CC: O senhor se decepcionou com Arthur Lira por ele não sair em sua defesa contra as críticas de Bolsonaro?

MR: Eu não vou dizer isso. O presidente [Lira]  foi muito prudente, não quis colocar mais água na fervura, mas confesso que esperava tanto do presidente Arthur, quanto do presidente [do Senado] Rodrigo Pacheco e do líder do governo no Congresso, senador Eduardo Gomes, não comprar briga por mim, mas simplesmente dizer que eu não me afastei do regimento, não me afastei do que estava acordado com os líderes e que quem colocou o fundão na LDO foram os líderes, não eu.

Constatar a verdade é um gesto que eu esperava, mas cada um tem as suas motivações. O presidente Arthur em momento nenhum deixou de reconhecer, pelo menos para mim, não sei se na imprensa, mas para mim não deixou de reconhecer que eu não me afastei do acordado e do regimento. Se tem alguém que não teve responsabilidade nenhuma por aquilo ali, sou eu. Eu simplesmente botei para votar.

CC: Bolsonaro insiste em ameaças às eleições e às instituições, ou seja, à democracia. Qual é o tamanho do perigo que o País enfrenta?

MR: Acho que Bolsonaro é um arrivista, um cara que ameaça colocar bomba nos dutos do gasoduto porque não tem reajuste salarial de militar. Mas não vejo clima institucional, econômico e internacional para uma saída fora da democracia. E os generais do alto escalão brasileiro sabem que o preço de entrar numa aventura dessa se ela não der certo é muito alto para eles.

Então, acho que vontade ao Bolsonaro não falta, mas as condições não permitem.

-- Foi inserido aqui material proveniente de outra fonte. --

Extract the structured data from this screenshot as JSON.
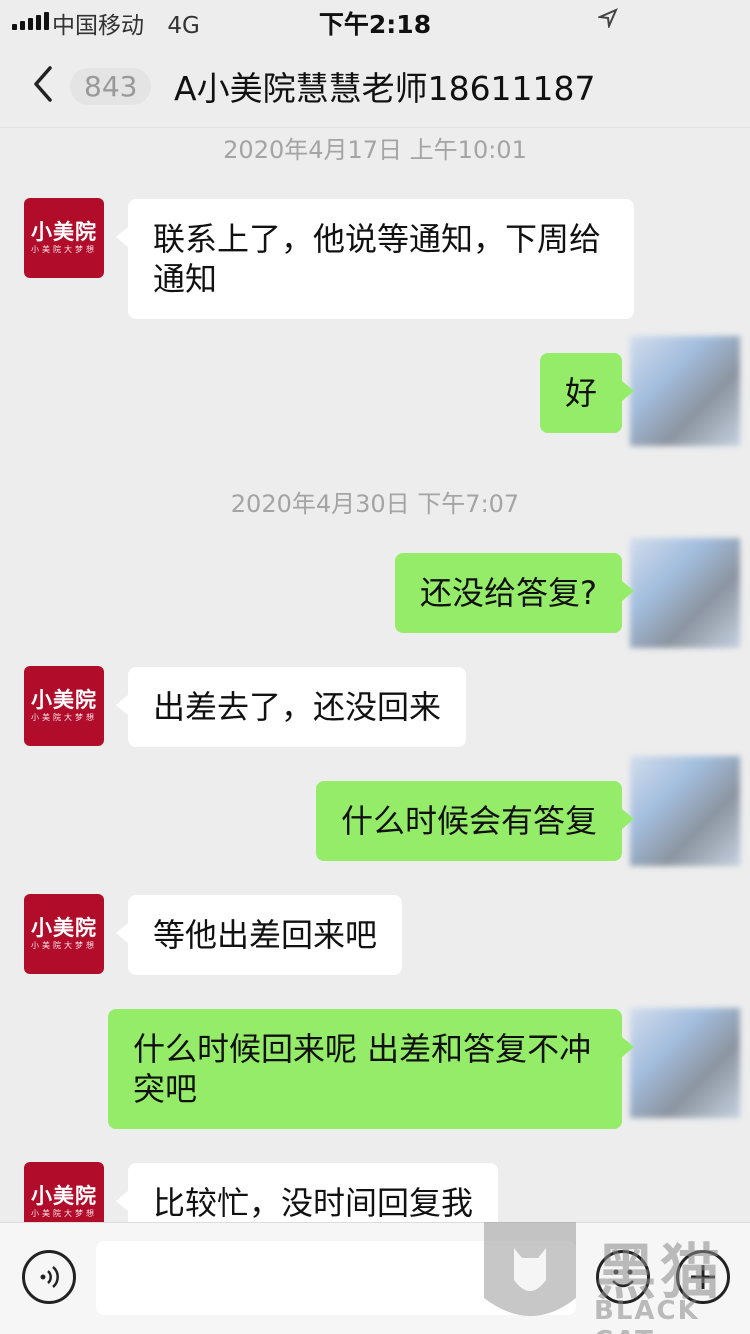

Por outro lado, as condições podem permitir amanhã? Depende do que a gente fizer hoje. Chegou a hora de as instituições – Câmara, Senado e STF – riscarem uma linha no chão da Esplanada para mostrar de onde Bolsonaro não pode avançar.

CC: E as instituições têm feito isso?

MR: Acho que o STF tem sido muito firme. Não fosse o STF, não tenho dúvida de que já teria havido uma invasão ou já teriam soltado uma bomba lá dentro. Então, o Supremo até aqui tem tido uma atitude muito firme de reação a esse avanço antidemocrático. A Câmara e o Senado ainda têm uma reação tímida.

CC: O senhor acredita que Bolsonaro terminará o mandato?

MR: Vai depender muito de como vão se comportar as ruas e a economia – mas não a economia formal, que gera um entusiasmo de que vai crescer 5%, abstraindo que decresceu 4% ano passado e, portanto, seria um crescimento no biênio de 1%, que não abre nem as vagas suficientes para quem está entrando no mercado de trabalho, muito menos para quem perdeu o emprego.

Então, acho que esses fatores serão decisivos no que vai acontecer daqui para frente. Porque o efeito dessas manifestações populares dentro do Parlamento é sempre retardado. A coisa sempre chega ao Parlamento depois que esquentou demais na rua. Então, diria que a água ainda não está fervendo, mas a temperatura está esquentando.